This simplified version of a Smith Chart shows both resistance in ohms (numbers on the horizontal axis that range from 0.2 to 10) and the angle of a quantity called the reflection coefficient, in degrees on the outer edge of the circle.
Many problems in microwave engineering can be likened to an American football game. Just as a football team’s objective is to get the ball to the goal despite the obstructions caused by the opposing team, the microwave engineer’s objective in many instances is to get as much microwave power as possible through electrical obstacles on its way to the goal of being transmitted from an antenna or being amplified in a receiver. Football coaches use charts with special symbols to plan plays, and the Smith Chart is a kind of engineers’ play chart for microwaves.
Smith originally designed his chart to solve problems he encountered in transmitting radio waves along a special type of cable called a transmission line that conducts the waves from a radio transmitter to an antenna. Ideally, all the waves would go smoothly along the line in one direction and no reflections would occur. However, with many types of antennas, some of the waves are reflected back into the line. These reflected waves can bounce back and forth along the line and are eventually lost, reducing the amount of power transmitted.

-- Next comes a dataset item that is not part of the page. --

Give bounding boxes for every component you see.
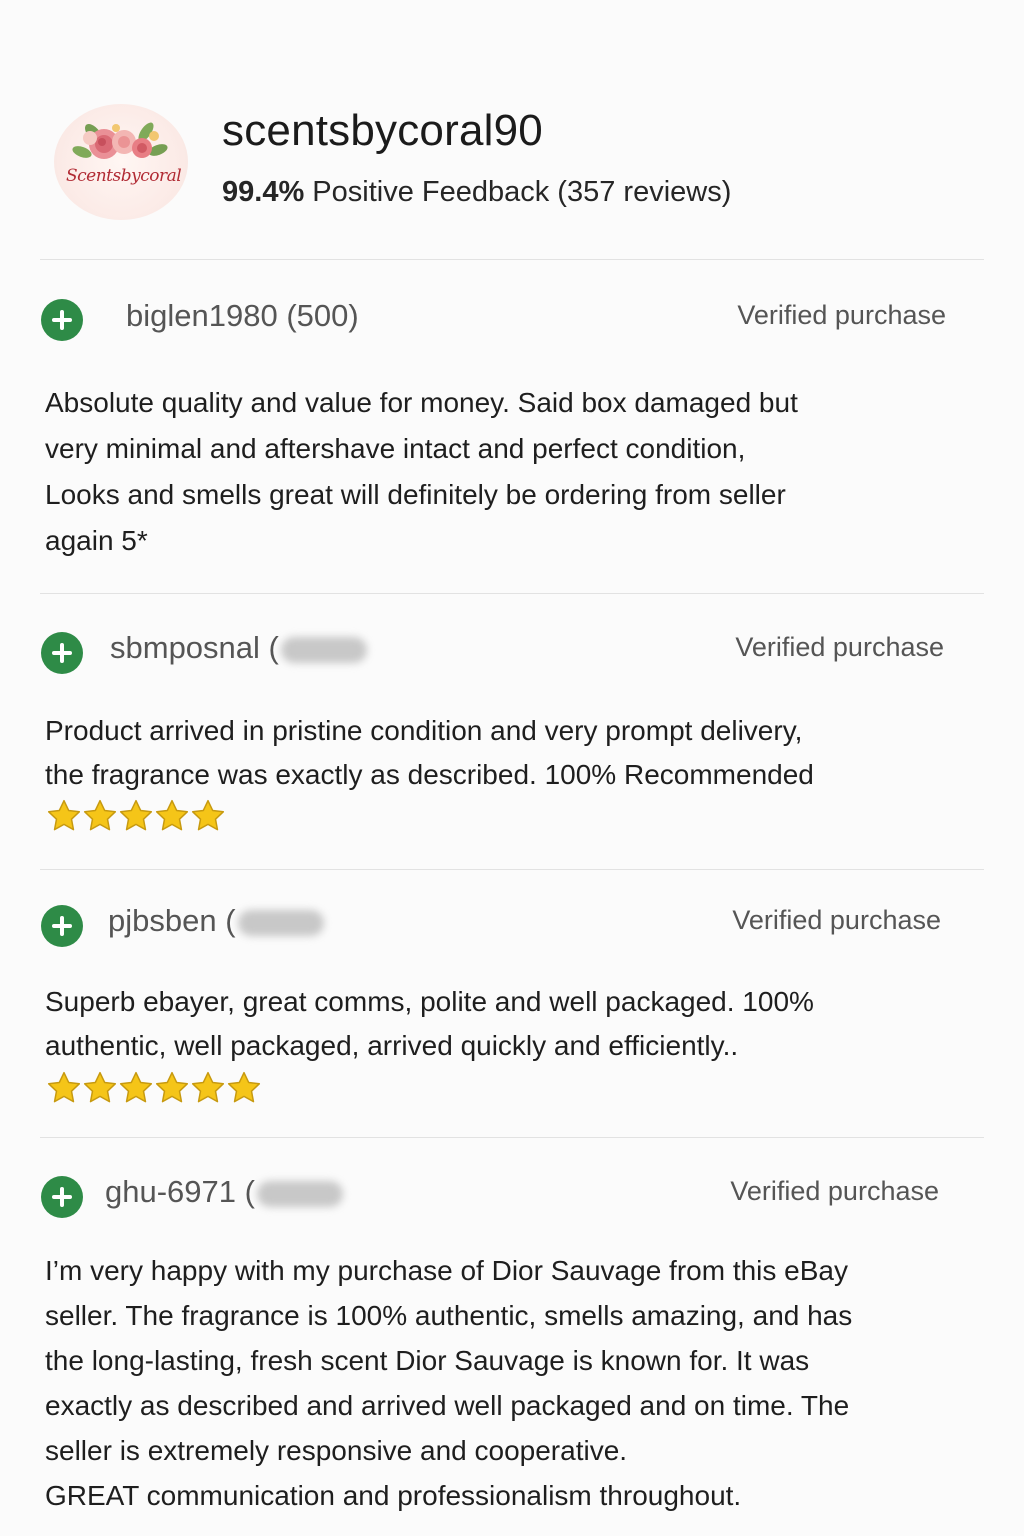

Smith tried to graph the effects of these reflections on an early type of rectangular chart developed by J. A. Fleming for telephone lines, but he kept getting numbers that went off the top and bottom of the chart. In 1936, he had the idea of using a circular chart and transforming the reflections mathematically so that no matter how large they were, the numbers would all fit inside the circular boundary of the chart. For this and other reasons, Smith’s new circular chart made many microwave engineering problems in both circuits and transmission lines easy to solve graphically (that is, without doing a lot of math). In the days before electronic digital computers, any technique that allowed an engineer to avoid tedious calculations was very valuable, so Smith’s chart became popular among radio and microwave engineers within a few years after its publication in Electronics magazine in January of 1939.
In the 1970s Smith formed a company, Analog Instruments, which merchandised navigational instruments for light aircraft and later supplied Smith Charts and chart-related items. By 1975 he had sold about 9 million copies of his chart to microwave engineers all over the world. Even though computers are now the dominant design tools, the Smith Chart remains vital to the field of microwaves. Its usefulness continues to this day as a method of displaying measured and calculated data produced by computer software and modern measurement instruments.